Tobe and Jump came in as he left, Tobe directing a scowl at Owen’s back. ‘I can do anything he might do,’ Tobe informed Kel.
She clasped his shoulder, amused and yet flattered. ‘I need you for other things, Tobe,’ she informed him. ‘We’ve a lot of work ahead.’
With the men who had built the camp – soldiers, convict soldiers, and refugees – already in residence, Kel saw no reason to linger at Fort Giantkiller. She needed a thorough view of her new home and its surroundings before the bulk of her charges arrived. Once they did, she would be short on time.
Two days after her arrival at Giantkiller, she left at the head of a train that included Duke Baird, Lord Wyldon, Neal, Merric, and Owen, as well as the supplies she had taken with the quartermaster’s approval. She had been disconcerted to find that Neal, the camp’s healer, and Merric, their patrol captain, would technically be under her command. Neal didn’t seem to mind, but Neal never reacted like most people.

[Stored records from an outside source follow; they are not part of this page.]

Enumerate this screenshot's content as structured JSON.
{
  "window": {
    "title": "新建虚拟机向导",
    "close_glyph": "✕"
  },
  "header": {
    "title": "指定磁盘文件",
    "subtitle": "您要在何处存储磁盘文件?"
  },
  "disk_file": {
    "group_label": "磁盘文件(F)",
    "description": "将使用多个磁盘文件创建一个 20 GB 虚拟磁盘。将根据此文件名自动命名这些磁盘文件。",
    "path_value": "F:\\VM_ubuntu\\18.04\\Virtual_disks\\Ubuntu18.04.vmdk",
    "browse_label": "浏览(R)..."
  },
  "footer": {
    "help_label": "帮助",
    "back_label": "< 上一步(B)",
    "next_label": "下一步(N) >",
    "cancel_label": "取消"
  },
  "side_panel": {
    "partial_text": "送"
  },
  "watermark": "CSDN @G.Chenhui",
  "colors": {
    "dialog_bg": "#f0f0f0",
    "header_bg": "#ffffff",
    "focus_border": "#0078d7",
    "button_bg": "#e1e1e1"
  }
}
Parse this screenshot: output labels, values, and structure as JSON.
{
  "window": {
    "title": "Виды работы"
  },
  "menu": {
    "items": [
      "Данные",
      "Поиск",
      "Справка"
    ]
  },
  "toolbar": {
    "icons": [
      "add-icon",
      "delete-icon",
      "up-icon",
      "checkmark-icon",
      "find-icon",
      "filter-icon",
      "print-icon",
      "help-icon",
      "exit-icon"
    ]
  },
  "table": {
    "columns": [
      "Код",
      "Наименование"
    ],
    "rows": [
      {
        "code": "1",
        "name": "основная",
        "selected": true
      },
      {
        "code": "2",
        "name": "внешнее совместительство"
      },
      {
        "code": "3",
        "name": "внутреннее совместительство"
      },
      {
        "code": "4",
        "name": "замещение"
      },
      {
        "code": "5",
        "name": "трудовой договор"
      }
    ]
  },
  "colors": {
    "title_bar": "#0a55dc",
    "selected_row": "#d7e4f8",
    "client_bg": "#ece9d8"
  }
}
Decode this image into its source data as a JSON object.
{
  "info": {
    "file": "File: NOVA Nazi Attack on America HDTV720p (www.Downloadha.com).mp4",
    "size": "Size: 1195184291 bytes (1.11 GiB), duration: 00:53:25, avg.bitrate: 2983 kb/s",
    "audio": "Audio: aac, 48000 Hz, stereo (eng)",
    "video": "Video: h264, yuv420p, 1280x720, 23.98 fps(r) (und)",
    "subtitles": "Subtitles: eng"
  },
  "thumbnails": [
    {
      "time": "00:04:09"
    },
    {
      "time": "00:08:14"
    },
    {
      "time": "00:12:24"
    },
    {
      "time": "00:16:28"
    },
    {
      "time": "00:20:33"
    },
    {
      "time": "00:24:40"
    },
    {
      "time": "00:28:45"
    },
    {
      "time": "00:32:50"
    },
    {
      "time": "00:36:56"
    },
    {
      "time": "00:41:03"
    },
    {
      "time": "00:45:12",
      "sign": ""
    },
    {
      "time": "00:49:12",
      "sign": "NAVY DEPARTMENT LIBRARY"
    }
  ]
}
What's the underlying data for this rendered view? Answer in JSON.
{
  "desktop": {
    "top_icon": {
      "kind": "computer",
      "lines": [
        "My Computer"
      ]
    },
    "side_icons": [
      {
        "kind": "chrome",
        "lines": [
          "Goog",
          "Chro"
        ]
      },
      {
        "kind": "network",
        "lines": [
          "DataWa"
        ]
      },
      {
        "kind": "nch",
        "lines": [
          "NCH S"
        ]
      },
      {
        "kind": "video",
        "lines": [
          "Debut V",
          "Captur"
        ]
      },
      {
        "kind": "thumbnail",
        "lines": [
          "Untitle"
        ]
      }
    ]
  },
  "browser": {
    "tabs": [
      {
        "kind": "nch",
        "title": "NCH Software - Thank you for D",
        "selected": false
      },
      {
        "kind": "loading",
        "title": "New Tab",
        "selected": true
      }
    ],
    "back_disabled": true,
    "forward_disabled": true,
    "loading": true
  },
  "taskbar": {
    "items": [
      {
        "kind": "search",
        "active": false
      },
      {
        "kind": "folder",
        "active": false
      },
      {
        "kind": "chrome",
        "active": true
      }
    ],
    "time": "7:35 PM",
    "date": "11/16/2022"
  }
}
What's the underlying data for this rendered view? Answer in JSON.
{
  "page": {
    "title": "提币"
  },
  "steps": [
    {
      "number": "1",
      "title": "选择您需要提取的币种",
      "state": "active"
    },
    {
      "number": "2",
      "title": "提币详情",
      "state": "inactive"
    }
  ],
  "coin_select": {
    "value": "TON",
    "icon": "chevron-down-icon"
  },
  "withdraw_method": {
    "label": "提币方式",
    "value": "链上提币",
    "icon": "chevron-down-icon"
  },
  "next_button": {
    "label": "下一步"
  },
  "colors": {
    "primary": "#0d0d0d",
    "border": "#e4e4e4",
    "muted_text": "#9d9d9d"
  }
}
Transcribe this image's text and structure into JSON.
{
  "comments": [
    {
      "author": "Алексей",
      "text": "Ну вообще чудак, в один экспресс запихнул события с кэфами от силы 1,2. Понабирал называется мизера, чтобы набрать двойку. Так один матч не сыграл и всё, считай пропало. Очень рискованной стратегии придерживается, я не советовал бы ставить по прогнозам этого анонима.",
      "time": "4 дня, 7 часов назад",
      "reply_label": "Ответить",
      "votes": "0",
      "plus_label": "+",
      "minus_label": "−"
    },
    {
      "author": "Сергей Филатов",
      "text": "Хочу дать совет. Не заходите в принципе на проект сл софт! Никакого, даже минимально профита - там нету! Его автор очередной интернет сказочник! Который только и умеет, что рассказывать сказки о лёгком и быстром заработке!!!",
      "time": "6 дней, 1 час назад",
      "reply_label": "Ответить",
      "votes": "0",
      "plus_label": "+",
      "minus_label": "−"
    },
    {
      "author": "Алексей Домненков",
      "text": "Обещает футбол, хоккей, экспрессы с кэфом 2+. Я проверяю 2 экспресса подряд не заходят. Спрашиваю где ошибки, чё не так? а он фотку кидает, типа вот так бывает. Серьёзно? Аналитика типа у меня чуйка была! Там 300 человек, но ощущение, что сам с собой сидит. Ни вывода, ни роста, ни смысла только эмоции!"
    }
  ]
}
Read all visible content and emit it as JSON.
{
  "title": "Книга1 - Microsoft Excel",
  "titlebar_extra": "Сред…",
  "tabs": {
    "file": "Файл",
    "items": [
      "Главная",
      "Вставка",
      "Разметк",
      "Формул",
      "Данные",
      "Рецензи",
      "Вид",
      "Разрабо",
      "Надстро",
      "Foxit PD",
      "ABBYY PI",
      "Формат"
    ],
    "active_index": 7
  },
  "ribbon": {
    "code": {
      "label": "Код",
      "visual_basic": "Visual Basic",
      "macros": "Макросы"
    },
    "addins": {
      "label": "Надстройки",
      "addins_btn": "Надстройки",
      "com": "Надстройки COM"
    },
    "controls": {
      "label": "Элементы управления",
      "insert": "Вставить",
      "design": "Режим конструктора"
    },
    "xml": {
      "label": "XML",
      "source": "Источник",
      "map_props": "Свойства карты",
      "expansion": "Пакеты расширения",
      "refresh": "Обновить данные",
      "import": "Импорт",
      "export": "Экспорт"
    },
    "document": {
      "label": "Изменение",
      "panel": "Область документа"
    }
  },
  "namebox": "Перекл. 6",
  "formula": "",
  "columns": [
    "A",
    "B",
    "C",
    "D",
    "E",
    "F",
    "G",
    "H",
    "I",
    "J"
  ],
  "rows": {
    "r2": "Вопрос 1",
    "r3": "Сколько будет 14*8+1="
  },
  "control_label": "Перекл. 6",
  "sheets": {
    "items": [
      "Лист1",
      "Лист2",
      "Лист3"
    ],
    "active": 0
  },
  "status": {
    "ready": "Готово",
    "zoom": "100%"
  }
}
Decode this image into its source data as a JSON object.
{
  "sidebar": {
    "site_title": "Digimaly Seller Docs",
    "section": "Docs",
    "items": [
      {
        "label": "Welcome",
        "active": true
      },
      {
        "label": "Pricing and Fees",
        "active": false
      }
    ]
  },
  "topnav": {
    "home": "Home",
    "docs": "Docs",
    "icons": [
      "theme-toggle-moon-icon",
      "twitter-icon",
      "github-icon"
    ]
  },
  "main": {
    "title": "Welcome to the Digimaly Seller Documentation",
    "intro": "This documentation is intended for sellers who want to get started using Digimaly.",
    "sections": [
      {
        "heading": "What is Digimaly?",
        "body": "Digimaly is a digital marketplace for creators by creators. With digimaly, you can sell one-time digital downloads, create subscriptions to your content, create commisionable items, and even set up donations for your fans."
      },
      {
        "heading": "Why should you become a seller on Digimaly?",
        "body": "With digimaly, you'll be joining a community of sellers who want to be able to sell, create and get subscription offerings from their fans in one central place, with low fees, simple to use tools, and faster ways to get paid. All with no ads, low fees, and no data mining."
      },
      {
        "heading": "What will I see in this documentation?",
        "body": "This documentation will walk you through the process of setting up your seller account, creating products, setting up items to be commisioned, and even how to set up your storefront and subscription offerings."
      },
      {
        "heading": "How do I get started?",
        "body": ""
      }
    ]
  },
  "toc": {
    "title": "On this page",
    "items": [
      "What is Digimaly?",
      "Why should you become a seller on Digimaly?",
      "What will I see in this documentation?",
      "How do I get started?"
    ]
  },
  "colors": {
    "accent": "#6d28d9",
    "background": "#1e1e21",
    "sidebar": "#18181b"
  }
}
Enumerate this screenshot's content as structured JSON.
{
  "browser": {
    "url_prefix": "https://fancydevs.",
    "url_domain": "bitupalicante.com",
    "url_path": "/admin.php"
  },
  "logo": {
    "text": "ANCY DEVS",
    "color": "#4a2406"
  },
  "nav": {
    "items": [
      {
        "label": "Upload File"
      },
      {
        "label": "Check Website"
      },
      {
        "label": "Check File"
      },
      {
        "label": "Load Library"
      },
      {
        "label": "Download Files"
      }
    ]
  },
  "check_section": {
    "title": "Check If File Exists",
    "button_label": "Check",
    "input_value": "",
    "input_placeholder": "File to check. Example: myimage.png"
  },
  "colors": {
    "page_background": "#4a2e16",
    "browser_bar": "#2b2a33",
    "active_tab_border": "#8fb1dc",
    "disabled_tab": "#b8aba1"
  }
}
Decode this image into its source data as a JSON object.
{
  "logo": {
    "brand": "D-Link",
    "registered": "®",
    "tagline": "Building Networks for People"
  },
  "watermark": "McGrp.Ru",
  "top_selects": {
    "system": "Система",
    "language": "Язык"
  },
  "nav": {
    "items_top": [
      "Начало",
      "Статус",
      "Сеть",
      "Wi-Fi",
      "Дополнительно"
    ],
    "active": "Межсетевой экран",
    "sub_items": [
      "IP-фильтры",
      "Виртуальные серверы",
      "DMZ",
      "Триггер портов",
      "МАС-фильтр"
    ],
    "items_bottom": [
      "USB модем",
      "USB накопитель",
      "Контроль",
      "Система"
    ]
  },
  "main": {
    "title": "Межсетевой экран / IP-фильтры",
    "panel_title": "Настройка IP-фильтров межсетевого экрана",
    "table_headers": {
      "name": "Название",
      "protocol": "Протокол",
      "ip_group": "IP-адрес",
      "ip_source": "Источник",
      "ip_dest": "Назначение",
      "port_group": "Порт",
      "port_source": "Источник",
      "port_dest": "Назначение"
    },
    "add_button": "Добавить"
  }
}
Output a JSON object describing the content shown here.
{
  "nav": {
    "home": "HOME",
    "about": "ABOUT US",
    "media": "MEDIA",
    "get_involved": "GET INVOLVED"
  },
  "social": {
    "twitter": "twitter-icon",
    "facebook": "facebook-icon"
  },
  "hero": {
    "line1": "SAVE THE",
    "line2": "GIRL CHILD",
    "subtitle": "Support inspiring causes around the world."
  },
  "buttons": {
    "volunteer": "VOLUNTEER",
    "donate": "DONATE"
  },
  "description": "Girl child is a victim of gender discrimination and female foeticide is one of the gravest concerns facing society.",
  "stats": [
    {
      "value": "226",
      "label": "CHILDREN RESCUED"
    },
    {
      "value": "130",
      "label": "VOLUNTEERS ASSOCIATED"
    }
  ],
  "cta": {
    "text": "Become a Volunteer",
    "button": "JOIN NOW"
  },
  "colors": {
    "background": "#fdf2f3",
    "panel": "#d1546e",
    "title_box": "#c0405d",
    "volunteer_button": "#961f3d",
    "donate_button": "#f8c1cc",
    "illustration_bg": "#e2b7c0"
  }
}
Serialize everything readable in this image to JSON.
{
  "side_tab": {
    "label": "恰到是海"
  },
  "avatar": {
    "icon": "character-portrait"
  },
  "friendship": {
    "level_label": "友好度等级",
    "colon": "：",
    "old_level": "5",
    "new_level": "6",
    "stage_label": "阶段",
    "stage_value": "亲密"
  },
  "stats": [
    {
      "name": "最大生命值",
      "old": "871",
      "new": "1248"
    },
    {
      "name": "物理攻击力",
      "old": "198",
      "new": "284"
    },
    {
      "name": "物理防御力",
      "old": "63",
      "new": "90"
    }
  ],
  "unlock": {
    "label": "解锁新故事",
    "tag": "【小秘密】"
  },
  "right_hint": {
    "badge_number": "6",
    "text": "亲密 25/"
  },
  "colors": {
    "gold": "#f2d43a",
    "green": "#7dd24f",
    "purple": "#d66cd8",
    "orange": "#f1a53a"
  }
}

On the other hand, she would have to be extra careful with Merric. She wasn’t sure that she would like being under the command of one of her year-mates.
Once the train was assembled, Giantkiller’s defenders opened the gates of the inner and outer walls. Lord Wyldon gave the signal, and they rode out in a rumble of hooves, the jingle of harnesses, and the creak of wagon wheels.
A pure, beautiful voice rose in the crisp air, singing an old northern song about the waking of the sun. Startled, Kel looked for the singer. It was Tobe, his face alight as he sang. A deeper voice joined his, then others: the song was a common one, though the words might vary from region to region. Above the baritone, bass, and tenor voices of the men and older boys soared Tobe’s perfect soprano. Even Kel, Wyldon, and Baird sang, their voices soft. Only Neal scowled at his saddle horn, still not awake.
Giantkiller’s refugees clustered around the gates to watch them go. Fanche had been quite vocal when she had learned who was to command their new home. The kindest phrase she’d used was ‘wet-behind-the-ears southerner’. If the gods were good, perhaps Fanche would change her mind. If they weren’t, Kel would have a long time to get the formidable woman on her side.
‘When people tell me a knight’s job is all glory, I laugh, and laugh, and laugh,’ Lord Raoul had once told Kel. ‘Sometimes I can stop laughing before they edge away and talk about soothing drinks.’